Predictive capabilities prove to be a game changer for any business, but such capabilities are very beneficial in the financial industry. These capabilities play a fundamental role in improving financial infrastructure security protocols. According to studies, machine learning and artificial intelligence in Fintech were worth nearly $ 8 billion in 2020. However, researchers estimate that these advances will exceed $ 26 billion by 2026.

Conclusion: What is coming?

Given this trajectory, it is very clear that progress in financial technology or Fintech will not stop anytime soon. Furthermore, this evolution will continue to be immensely embedded in almost every aspect of the digital tools that we use regularly.

Fintech will continue to make financial services accurate and efficient with effortless access to them. Considering the tremendous evolution in the fintech industry, the global fintech market is expected to reach a market value of almost $ 324 billion by 2026, growing at a CAGR of approximately 23.41% between 2021 and 2026.

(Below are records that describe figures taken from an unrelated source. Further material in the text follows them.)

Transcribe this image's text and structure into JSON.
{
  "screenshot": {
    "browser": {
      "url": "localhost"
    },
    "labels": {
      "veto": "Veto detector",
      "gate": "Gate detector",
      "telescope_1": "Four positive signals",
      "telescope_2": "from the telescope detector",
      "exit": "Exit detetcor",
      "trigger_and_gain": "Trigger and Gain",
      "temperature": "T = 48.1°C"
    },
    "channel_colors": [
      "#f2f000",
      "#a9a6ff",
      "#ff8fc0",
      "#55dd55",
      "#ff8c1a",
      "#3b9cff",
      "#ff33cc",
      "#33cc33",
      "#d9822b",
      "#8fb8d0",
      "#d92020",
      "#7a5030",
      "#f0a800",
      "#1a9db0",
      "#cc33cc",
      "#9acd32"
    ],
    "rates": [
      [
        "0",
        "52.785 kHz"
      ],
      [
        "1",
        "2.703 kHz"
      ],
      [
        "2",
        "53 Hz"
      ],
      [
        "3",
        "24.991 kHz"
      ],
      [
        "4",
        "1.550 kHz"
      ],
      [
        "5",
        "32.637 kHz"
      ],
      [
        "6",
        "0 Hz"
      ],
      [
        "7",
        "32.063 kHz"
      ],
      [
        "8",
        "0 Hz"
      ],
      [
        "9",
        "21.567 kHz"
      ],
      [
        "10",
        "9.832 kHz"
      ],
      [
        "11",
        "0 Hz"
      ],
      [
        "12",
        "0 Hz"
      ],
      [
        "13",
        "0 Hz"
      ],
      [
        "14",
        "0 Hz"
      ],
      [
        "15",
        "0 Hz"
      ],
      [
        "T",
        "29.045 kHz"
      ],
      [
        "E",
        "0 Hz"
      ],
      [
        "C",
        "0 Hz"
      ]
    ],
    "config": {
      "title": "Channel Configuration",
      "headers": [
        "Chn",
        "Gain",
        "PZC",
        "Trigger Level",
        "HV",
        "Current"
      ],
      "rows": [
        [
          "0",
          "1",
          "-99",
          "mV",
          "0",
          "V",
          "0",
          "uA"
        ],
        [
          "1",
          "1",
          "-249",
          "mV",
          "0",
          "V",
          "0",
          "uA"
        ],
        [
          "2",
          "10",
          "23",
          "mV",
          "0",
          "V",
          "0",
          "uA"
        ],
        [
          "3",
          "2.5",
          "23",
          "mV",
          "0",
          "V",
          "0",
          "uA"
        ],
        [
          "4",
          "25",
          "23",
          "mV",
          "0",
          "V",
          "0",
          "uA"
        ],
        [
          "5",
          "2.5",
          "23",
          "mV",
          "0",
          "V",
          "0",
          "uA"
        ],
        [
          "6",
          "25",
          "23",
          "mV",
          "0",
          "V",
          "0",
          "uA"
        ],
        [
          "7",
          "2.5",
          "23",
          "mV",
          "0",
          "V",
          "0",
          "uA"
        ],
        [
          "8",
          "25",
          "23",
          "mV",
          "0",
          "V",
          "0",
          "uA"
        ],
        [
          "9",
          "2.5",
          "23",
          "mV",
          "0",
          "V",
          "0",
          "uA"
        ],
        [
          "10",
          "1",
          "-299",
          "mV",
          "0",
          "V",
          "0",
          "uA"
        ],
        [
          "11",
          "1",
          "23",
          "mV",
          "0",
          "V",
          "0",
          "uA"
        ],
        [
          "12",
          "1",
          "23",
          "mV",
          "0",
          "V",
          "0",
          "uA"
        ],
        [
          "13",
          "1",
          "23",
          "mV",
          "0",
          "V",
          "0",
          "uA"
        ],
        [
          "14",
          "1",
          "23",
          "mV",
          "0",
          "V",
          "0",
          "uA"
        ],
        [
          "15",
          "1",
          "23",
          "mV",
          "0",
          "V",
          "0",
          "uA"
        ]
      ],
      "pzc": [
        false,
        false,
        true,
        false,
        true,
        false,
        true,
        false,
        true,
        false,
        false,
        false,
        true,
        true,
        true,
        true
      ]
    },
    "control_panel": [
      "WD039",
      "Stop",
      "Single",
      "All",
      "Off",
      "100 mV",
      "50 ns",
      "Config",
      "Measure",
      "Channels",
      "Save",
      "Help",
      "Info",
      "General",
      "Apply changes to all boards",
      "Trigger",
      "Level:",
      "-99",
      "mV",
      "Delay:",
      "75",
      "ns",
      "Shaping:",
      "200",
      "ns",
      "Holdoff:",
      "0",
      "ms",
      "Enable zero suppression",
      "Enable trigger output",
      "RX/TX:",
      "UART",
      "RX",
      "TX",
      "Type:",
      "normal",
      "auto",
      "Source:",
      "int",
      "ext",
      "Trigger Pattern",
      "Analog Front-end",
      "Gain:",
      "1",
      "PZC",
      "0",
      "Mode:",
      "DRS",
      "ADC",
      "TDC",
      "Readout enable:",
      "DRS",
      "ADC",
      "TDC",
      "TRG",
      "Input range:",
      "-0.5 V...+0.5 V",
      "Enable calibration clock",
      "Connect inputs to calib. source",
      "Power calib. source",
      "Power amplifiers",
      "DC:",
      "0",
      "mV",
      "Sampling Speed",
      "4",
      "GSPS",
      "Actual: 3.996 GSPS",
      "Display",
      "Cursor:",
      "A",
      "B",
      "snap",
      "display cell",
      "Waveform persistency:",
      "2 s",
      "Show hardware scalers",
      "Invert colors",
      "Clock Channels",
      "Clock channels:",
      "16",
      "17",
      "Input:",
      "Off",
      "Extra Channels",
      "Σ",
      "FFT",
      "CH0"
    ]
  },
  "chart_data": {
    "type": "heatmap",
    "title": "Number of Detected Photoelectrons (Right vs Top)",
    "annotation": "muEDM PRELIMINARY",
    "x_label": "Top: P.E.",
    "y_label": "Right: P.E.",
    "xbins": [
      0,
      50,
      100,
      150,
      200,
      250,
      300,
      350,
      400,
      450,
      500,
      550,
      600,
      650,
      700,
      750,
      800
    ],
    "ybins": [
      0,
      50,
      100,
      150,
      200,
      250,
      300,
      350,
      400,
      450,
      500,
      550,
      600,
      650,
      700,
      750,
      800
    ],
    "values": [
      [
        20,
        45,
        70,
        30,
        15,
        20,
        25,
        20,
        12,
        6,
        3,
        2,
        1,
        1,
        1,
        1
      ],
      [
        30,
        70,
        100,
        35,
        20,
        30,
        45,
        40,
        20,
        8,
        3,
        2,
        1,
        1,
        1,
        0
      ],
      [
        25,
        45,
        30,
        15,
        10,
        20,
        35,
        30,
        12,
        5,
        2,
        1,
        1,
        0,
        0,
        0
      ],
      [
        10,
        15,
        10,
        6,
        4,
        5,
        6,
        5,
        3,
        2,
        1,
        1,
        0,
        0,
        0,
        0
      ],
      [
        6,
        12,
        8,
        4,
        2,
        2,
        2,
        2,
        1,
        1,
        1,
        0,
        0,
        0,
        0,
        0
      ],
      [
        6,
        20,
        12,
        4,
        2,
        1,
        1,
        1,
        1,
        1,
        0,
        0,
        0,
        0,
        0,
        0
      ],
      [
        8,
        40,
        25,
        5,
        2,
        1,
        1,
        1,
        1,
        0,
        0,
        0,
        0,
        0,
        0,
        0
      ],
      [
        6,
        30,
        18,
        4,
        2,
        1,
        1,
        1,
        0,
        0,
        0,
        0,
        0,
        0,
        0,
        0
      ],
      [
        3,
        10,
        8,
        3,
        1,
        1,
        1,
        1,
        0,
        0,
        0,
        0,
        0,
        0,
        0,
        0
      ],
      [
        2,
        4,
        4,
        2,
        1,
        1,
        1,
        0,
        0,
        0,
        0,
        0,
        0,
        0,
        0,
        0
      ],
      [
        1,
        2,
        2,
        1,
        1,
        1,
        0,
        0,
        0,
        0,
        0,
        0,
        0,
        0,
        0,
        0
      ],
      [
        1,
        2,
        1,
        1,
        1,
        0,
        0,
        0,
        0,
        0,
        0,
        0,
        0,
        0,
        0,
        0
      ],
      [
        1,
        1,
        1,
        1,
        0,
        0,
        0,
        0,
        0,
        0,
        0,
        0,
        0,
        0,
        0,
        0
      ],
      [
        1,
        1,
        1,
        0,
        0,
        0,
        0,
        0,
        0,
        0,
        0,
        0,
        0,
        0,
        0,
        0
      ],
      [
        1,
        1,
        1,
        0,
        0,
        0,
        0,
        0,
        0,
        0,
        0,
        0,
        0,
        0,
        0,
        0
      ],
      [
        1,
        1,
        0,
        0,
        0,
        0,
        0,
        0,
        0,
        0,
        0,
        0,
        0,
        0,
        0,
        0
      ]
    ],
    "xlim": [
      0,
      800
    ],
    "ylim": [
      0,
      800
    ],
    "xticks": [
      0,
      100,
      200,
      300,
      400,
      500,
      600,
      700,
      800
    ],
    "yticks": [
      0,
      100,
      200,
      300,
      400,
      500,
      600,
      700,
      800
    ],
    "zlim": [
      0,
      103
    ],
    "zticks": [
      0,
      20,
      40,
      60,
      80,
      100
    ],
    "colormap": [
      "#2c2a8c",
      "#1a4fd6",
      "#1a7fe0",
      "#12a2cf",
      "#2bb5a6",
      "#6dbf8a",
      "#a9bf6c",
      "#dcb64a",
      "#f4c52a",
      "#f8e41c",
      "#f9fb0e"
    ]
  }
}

Therefore, the progression in the fintech industry will be found simultaneously with the development of integrated infrastructure. Furthermore, the evolution of financial technology is being found due to the acquisition of revolutionary algorithms of artificial intelligence and machine learning. The evolution of financial technology occurs due to the efforts of organizations that merge these forces to develop a broader base. That broader base unlocks financial access to the new generation of users and drives innovation at a breakneck pace.

Image credit: burak kebapci; pexels; Thank you!

Aliha tanveer

Aliha tanveer

Technical content writer who loves to jot down her thoughts and ideas in the best possible light. Take advantage of computer science expertise to write for highly technical audiences.